Glen had sent him a newspaper clipping about Melissa Tafoya. She'd won some kind of science fair award, so he figured he hadn't managed to completely screw her life up, and he was glad for that. Someday, maybe he'd tell her what he had only recently admitted to himself - that he probably never would have lived up to his sentence agreement with Travis had it not been for him hearing her words over and over again in his head. That little voice saying, "I'm not mad at you." What the fuck had he done to deserve that? Hell if he'd ever know. He was one damn lucky sonofabitch. Even if he blew this interview and didn't get this job, he'd still be one damn lucky sonofabitch. He could live with disappointment. He had long since figured out that the world didn't owe him a squat, especially considering how things could have turned out. Hell, Eli Joe had ended up serving a 30-year sentence for manslaughter. That could have just as easily been him.

He glanced at the guy next to him. Some geeky-looking kid with black hair falling over his eyes and a suit right off the rack at JC Penney's.

Right. Like he should talk.

"Vin Tanner." He held out his hand.

"John Dunne... they call me JD."

"Here for an interview?"

"Yeah, with Chris Larabee. I hear he's taking only the best. I'm kinda nervous."

"Ain't you a little young?" Kid looked about 15 - and he was a little shit, too.


Honest enough. Not quick to take offense. Had to admire that.

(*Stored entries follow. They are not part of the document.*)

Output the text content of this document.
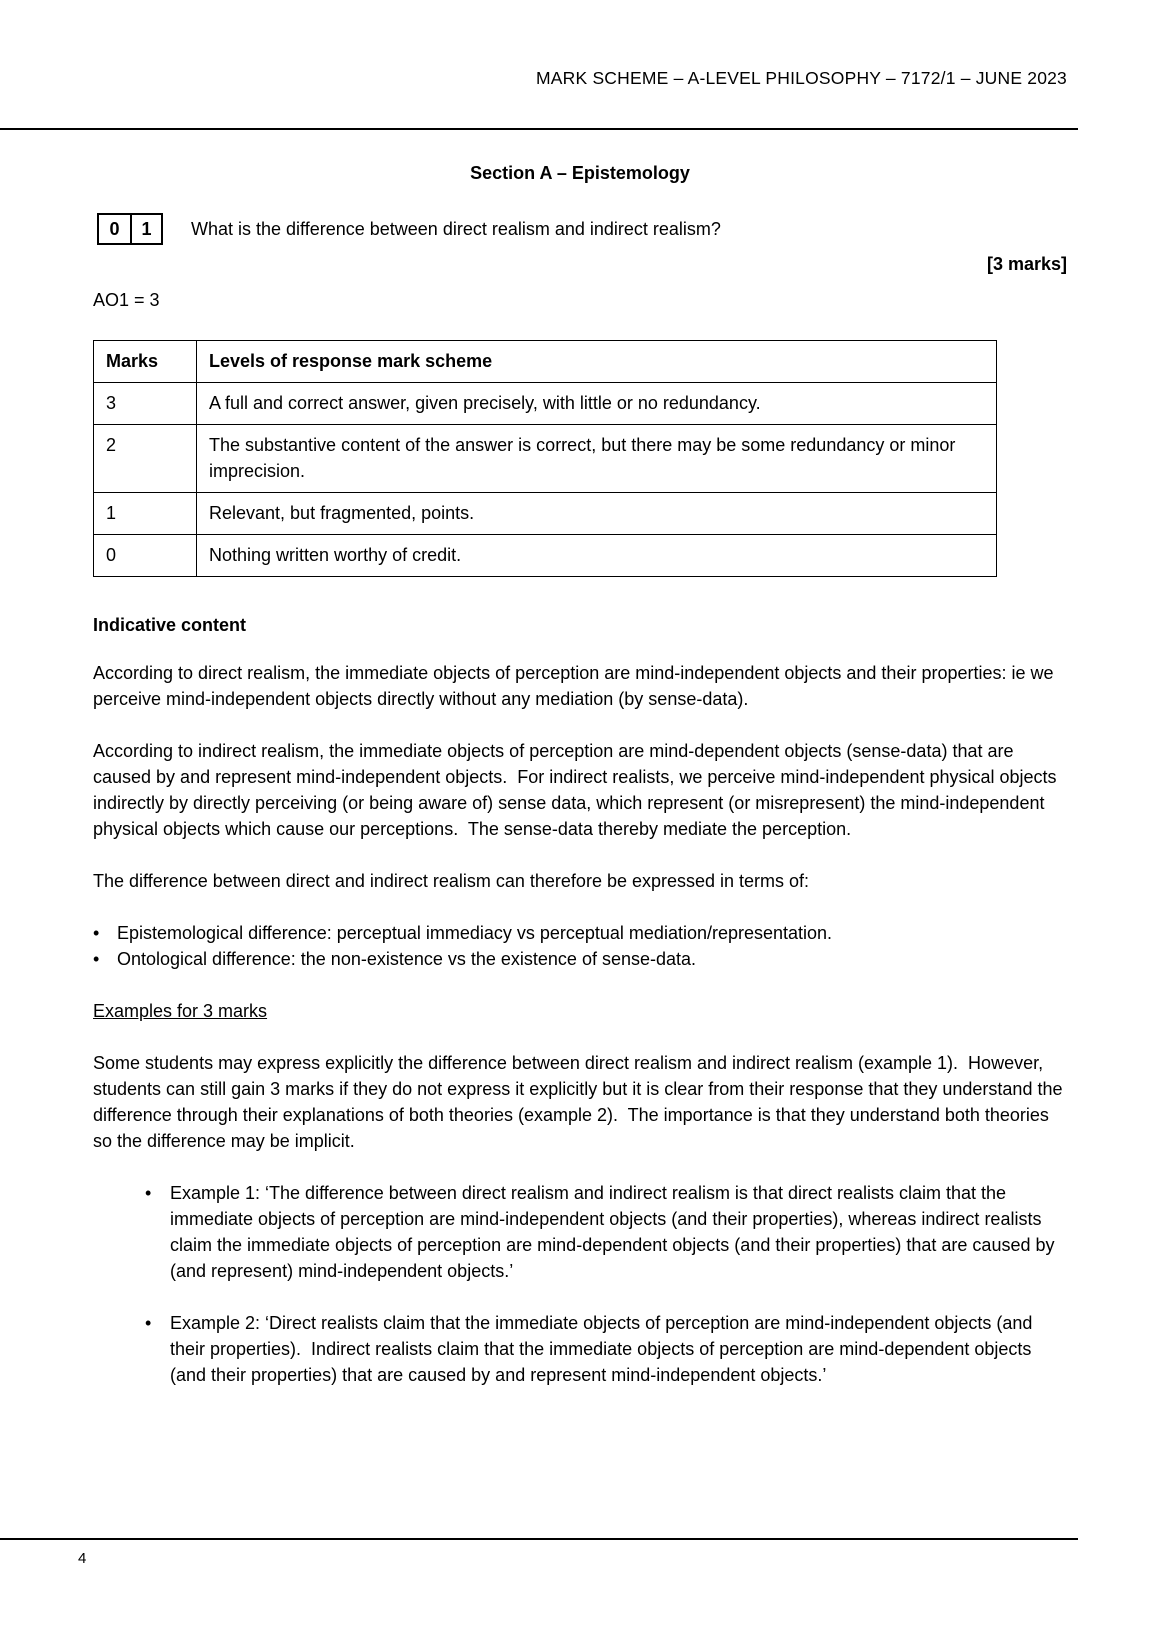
MARK SCHEME – A-LEVEL PHILOSOPHY – 7172/1 – JUNE 2023
Section A – Epistemology
0	1	What is the difference between direct realism and indirect realism?
[3 marks]
AO1 = 3
Marks	Levels of response mark scheme
3	A full and correct answer, given precisely, with little or no redundancy.
2	The substantive content of the answer is correct, but there may be some redundancy or minor imprecision.
1	Relevant, but fragmented, points.
0	Nothing written worthy of credit.
Indicative content

According to direct realism, the immediate objects of perception are mind-independent objects and their properties: ie we perceive mind-independent objects directly without any mediation (by sense-data).

According to indirect realism, the immediate objects of perception are mind-dependent objects (sense-data) that are caused by and represent mind-independent objects.  For indirect realists, we perceive mind-independent physical objects indirectly by directly perceiving (or being aware of) sense data, which represent (or misrepresent) the mind-independent physical objects which cause our perceptions.  The sense-data thereby mediate the perception.

The difference between direct and indirect realism can therefore be expressed in terms of:

•
Epistemological difference: perceptual immediacy vs perceptual mediation/representation.
•
Ontological difference: the non-existence vs the existence of sense-data.
Examples for 3 marks

Some students may express explicitly the difference between direct realism and indirect realism (example 1).  However, students can still gain 3 marks if they do not express it explicitly but it is clear from their response that they understand the difference through their explanations of both theories (example 2).  The importance is that they understand both theories so the difference may be implicit.

•
Example 1: ‘The difference between direct realism and indirect realism is that direct realists claim that the immediate objects of perception are mind-independent objects (and their properties), whereas indirect realists claim the immediate objects of perception are mind-dependent objects (and their properties) that are caused by (and represent) mind-independent objects.’
•
Example 2: ‘Direct realists claim that the immediate objects of perception are mind-independent objects (and their properties).  Indirect realists claim that the immediate objects of perception are mind-dependent objects (and their properties) that are caused by and represent mind-independent objects.’
4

The door opened. He was expecting a receptionist or something, but it was Larabee himself. He recognized him from the personnel photos at the security desk.

"Tanner!" he said, unsmiling.

"Good luck," the kid whispered.

"Yeah, you, too."

+ + + + + + +

He was totally screwed.

He knew he'd be interviewed by not only Larabee, but the other members of his team.

What he hadn't expected was to come face to face with Orin Travis again after all these years.

Utterly and completely screwed.

"Sit down, Tanner," Larabee gestured towards a chair. He introduced everyone. Standish with the fancy suit. Older guy, Sanchez. Black guy, Jackson. Tall guy with a mustache, Wilmington. And, Orin Travis.

Aw hell, might as well get it out in the open. "You remember me, Judge? We... uh... met before."

Travis scratched his chin thoughtfully, "Hmmmm..... have we? .... I'm sure it will come to me." Their eyes locked. "I never forget a face."


Screwed, screwed, screwed.

But, then, Travis winked at him and said nothing. Abso-fucking-lutely nothing.

He didn't get it.

"Okay, let's get started," Larabee moved on. "It says here that you qualified for the US Olympic rifle team..."

Their images were reflected in the room's glass partition. Five ATF agents, a federal judge and Vin Tanner, still a bit scruffy and looking not-quite-right in a coat and tie.

This time, though, he was able to look back at man in the mirror.